K : C’est parfait pour le 400m H dans ce cas.
M : En effet. Comment t’es-tu senti lorsque tu as su que Monaco organiserait un 400m haies ?
K : Pour être honnête, j’ai toujours voulu courir à Monaco pour la piste. Je connais des athlètes qui ont couru vite là-bas déjà et je m’y suis déjà entrainé. C’est un beau stade et je sais que je suis capable d’y courir plus vite que jamais.
M : Es-tu en forme ?
K : En Norvège, on a pu s’entrainer vraiment bien, donc je suis en forme, oui. J’espérais avoir une chance de me tester, donc lorsqu’une opportunité s’est présentée avec Monaco, c’était super.
M : Comment t’es-tu entrainé pendant le confinement ?
K : On a un petit groupe d’entrainement. C’est juste Amalie Iuel, Elisabeth Slettum, Leif (son coach) et moi-même. Il y a eu quelques semaines pendant lesquelles on a eu quelques problèmes au niveau des infrastructures. Sinon, on a également pu s’entrainer dehors. La Norvège a commencé à réouvrir nos lieux d’entrainement rapidement, et quand les Bislett Games ont annoncé qu’ils accueilleraient les « Impossible Games », ils ont également ouvert la piste du stade pour nous.
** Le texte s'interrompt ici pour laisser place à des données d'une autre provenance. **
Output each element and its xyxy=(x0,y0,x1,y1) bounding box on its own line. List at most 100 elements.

A vrai dire, j’ai pu m’entrainer davantage que pour une saison normale. D’habitude, je serais en période de compétition. C’est ce qui rend tout ça intéressant, pour voir si c’est une bonne ou mauvaise chose lorsqu’on sera proche du meeting (Monaco) en août.
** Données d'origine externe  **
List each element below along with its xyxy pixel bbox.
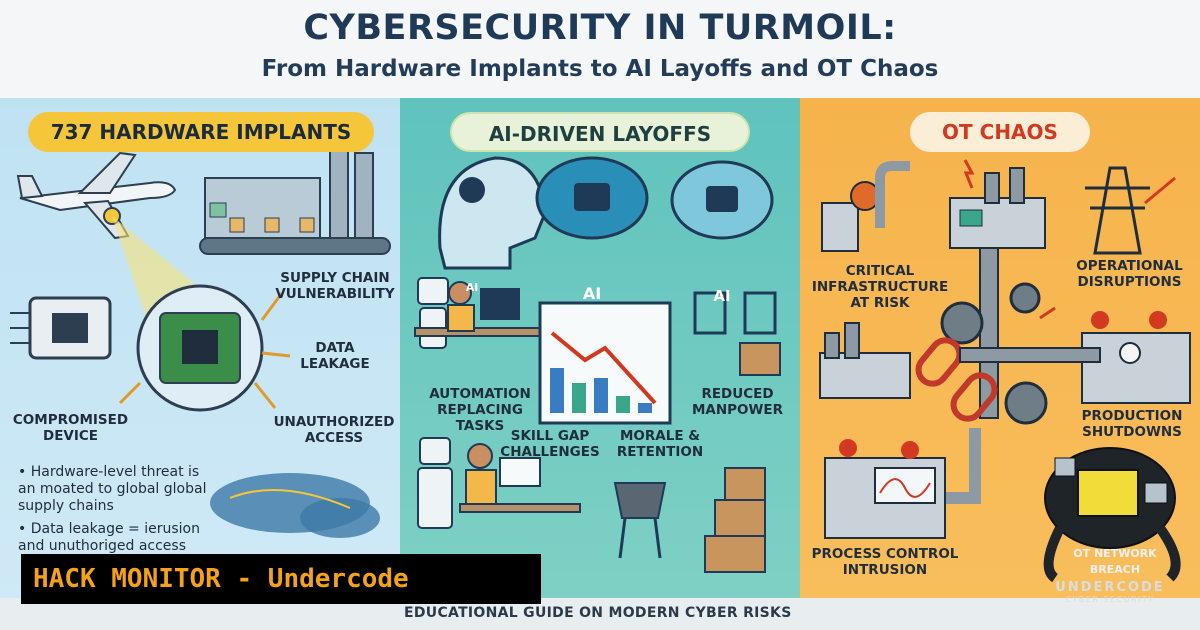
brand-name: UNDERCODE: [1055, 580, 1165, 595]
robot-icon: [417, 277, 449, 349]
control-panel-icon: [824, 439, 946, 539]
label-automation: AUTOMATION REPLACING TASKS: [429, 386, 531, 434]
worker-desk-icon: [459, 443, 581, 513]
ai-heading: AI-DRIVEN LAYOFFS: [450, 112, 750, 152]
label-operational-disruptions: OPERATIONAL DISRUPTIONS: [1076, 258, 1183, 290]
gear-icon: [1004, 381, 1048, 425]
brand-tagline: CYBER SECURITY: [1065, 595, 1155, 604]
brain-label: AI: [465, 281, 479, 294]
label-reduced-manpower: REDUCED MANPOWER: [691, 386, 784, 418]
panel-ai-layoffs: AI-DRIVEN LAYOFFS AI AI AI AUTOMATION RE…: [400, 98, 800, 598]
factory-icon: [949, 159, 1046, 249]
footer-text: EDUCATIONAL GUIDE ON MODERN CYBER RISKS: [404, 605, 792, 621]
bullet-item: • Data leakage = ierusion and unuthorige…: [18, 521, 200, 554]
pipe: [940, 428, 981, 504]
brain-label: AI: [582, 284, 602, 303]
worker-desk-icon: [414, 281, 541, 337]
gear-icon: [1009, 282, 1041, 314]
brand-logo: UNDERCODE CYBER SECURITY: [1030, 580, 1190, 604]
hardware-heading: 737 HARDWARE IMPLANTS: [28, 112, 374, 152]
hardware-illustration: [10, 137, 391, 538]
chair-icon: [613, 482, 667, 559]
factory-icon: [819, 322, 911, 399]
watermark-banner: HACK MONITOR - Undercode: [21, 554, 541, 604]
label-ot-network: OT NETWORK BREACH: [1073, 547, 1157, 576]
label-skill-gap: SKILL GAP CHALLENGES: [500, 428, 600, 460]
empty-chairs-icon: [693, 291, 781, 376]
implant-chip-icon: [118, 284, 291, 412]
label-morale: MORALE & RETENTION: [616, 428, 704, 460]
factory-icon: [199, 137, 391, 255]
declining-chart-icon: [538, 301, 672, 425]
control-panel-icon: [821, 161, 910, 252]
control-panel-icon: [1081, 311, 1191, 404]
bullet-item: • Hardware-level threat is an moated to …: [18, 464, 207, 514]
label-data-leakage: DATA LEAKAGE: [300, 340, 370, 372]
brain-label: AI: [713, 287, 731, 305]
label-compromised-device: COMPROMISED DEVICE: [12, 412, 129, 444]
airplane-icon: [16, 151, 177, 240]
label-critical-infrastructure: CRITICAL INFRASTRUCTURE AT RISK: [811, 263, 949, 311]
ai-head-icon: [438, 156, 547, 270]
ai-illustration: [414, 156, 781, 573]
broken-chain-icon: [915, 306, 1056, 422]
label-production-shutdowns: PRODUCTION SHUTDOWNS: [1081, 408, 1183, 440]
label-supply-chain: SUPPLY CHAIN VULNERABILITY: [275, 270, 395, 302]
ot-heading: OT CHAOS: [910, 112, 1090, 152]
brain-icon: [670, 160, 774, 240]
boxes-icon: [704, 467, 766, 573]
hacker-octopus-icon: [1043, 447, 1181, 583]
robot-icon: [417, 437, 453, 529]
page-title: CYBERSECURITY IN TURMOIL:: [303, 8, 897, 48]
world-map-icon: [210, 473, 380, 538]
power-tower-icon: [1085, 166, 1176, 255]
header: CYBERSECURITY IN TURMOIL: From Hardware …: [0, 0, 1200, 98]
brain-icon: [535, 156, 649, 240]
label-process-control: PROCESS CONTROL INTRUSION: [811, 546, 959, 578]
panel-ot-chaos: OT CHAOS CRITICAL INFRASTRUCTURE AT RISK…: [800, 98, 1200, 598]
page-subtitle: From Hardware Implants to AI Layoffs and…: [261, 56, 939, 82]
label-unauthorized-access: UNAUTHORIZED ACCESS: [273, 414, 395, 446]
panel-hardware-implants: 737 HARDWARE IMPLANTS SUPPLY CHAIN VULNE…: [0, 98, 400, 598]
ot-illustration: [819, 159, 1191, 583]
chip-icon: [10, 296, 112, 360]
gear-icon: [940, 301, 984, 345]
pipe: [959, 347, 1101, 363]
hardware-bullets: • Hardware-level threat is an moated to …: [18, 464, 218, 561]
M : Est-ce que cela pourrait changer la manière dont tu appréhendes ta préparation future ?
K : Pour moi, ça a été une opportunité. J’essaye de penser que mon objectif est de toujours être meilleur. Bien sûr, il faut participer à des compétitions pour devenir meilleur, mais je crois aussi que l’entrainement est la chose la plus précieuse lorsqu’il est question d’accéder à un niveau supérieur. Pour nous, l’objectif a toujours été de repousser les limites. Je pense que je pourrais me concentrer davantage sur les quelques compétitions auxquelles je participe, en continuant de m’entrainer entre ces compétitions.
La partie la plus intéressante sera de voir si je peux venir directement à Monaco, qui sera ma deuxième course de la saison, et être performant immédiatement. Personnellement, je pense que c’est possible.
M : Cette année est particulière puisqu’il n’y a pas de grand championnat.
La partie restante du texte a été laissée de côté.